QUIC migration: what half a year in production taught us
MTU surprises, unexpectedly high server CPU, and how we stopped fearing the 0-RTT handshake.
Why migrate at all
Our initial transport set was TLS + WebSocket. That's fine while the network is friendly. But as soon as long-lived TCP gets throttled, both suffer the same way — latency climbs, RTT jitters.
QUIC gives us three things that matter:
- 0-RTT handshake — reconnects after drops take milliseconds, not seconds.
- Multipath-ready (Apple/Google are already running real multi-path experiments).
- Less DPI fingerprinting surface — it's still maturing, signatures aren't as sharp.
Surprise #1 — MTU
Day one we noticed that on mobile networks (especially LTE) QUIC occasionally fragments. Some carriers' DPI drops UDP fragments — the handshake dies. Fix: forced PMTUd + a fallback frame size of 1200 bytes.
Surprise #2 — CPU
QUIC needs many more AEAD operations than TLS (every packet is encrypted individually). On the servers we saw +40% CPU compared to TLS connections.

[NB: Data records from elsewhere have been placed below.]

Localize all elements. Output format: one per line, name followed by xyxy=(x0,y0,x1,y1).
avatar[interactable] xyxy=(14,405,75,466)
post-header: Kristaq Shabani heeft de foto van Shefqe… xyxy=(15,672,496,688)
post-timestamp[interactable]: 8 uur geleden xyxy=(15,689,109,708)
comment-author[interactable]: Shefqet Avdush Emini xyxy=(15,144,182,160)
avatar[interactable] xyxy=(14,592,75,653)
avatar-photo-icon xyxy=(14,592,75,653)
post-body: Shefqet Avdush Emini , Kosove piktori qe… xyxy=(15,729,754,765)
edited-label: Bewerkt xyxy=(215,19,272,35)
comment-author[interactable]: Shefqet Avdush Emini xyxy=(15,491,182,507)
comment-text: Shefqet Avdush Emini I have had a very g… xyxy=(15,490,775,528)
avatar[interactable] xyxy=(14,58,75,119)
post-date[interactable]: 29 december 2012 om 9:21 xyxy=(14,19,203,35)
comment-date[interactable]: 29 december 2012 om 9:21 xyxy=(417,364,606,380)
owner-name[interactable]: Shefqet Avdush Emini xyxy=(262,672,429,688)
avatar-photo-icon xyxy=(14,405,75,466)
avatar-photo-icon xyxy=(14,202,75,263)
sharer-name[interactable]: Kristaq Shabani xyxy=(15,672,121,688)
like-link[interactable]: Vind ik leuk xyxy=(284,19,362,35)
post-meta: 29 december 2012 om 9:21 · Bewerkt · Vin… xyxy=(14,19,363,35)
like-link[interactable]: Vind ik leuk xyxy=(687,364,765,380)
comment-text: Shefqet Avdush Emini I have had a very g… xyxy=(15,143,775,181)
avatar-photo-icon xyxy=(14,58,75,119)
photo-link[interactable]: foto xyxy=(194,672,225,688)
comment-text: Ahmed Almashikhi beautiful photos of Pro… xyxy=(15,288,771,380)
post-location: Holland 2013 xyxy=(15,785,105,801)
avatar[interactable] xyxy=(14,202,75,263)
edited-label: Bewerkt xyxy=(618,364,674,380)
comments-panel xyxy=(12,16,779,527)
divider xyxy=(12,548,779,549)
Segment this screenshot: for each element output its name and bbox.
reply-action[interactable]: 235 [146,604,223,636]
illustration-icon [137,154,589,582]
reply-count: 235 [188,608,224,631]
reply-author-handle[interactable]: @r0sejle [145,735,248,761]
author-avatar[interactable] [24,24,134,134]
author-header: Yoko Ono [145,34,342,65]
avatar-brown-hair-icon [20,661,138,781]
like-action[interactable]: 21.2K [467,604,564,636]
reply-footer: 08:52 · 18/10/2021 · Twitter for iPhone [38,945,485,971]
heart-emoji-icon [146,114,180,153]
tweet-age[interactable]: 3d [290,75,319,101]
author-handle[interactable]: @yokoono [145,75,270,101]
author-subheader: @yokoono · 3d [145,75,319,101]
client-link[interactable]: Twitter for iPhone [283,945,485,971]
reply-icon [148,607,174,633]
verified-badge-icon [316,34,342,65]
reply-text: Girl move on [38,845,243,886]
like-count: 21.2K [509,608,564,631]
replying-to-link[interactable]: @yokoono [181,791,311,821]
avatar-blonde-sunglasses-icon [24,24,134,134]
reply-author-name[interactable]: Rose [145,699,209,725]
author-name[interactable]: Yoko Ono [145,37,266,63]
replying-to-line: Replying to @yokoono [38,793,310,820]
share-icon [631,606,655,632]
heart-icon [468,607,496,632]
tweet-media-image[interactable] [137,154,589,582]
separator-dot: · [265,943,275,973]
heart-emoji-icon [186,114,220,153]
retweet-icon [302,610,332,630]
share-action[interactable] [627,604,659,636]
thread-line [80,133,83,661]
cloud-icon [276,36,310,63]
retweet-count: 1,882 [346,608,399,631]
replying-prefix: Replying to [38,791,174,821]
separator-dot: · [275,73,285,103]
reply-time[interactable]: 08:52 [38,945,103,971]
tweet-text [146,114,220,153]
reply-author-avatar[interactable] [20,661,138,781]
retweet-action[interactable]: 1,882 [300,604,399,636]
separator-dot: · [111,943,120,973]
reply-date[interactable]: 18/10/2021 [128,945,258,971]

What saved us:
- Batched packet processing (libquic allows it).
- AES-NI on every x86 node.
- For old-ARM mobile clients — fall back to TLS.
Surprise #3 — 0-RTT paranoia
At first we were afraid to enable 0-RTT: replay attacks, session ticket leaks. Turns out, for the VPN use case it's a non-issue — we authenticate the user via a separate handshake after the connection, and replaying a 0-RTT packet gets the attacker nothing useful. We turned it on and gained −180 ms on reconnects.
Outcome
QUIC is now the default transport on mobile. TLS stays as a fallback for desktop on harsh networks where UDP gets nuked.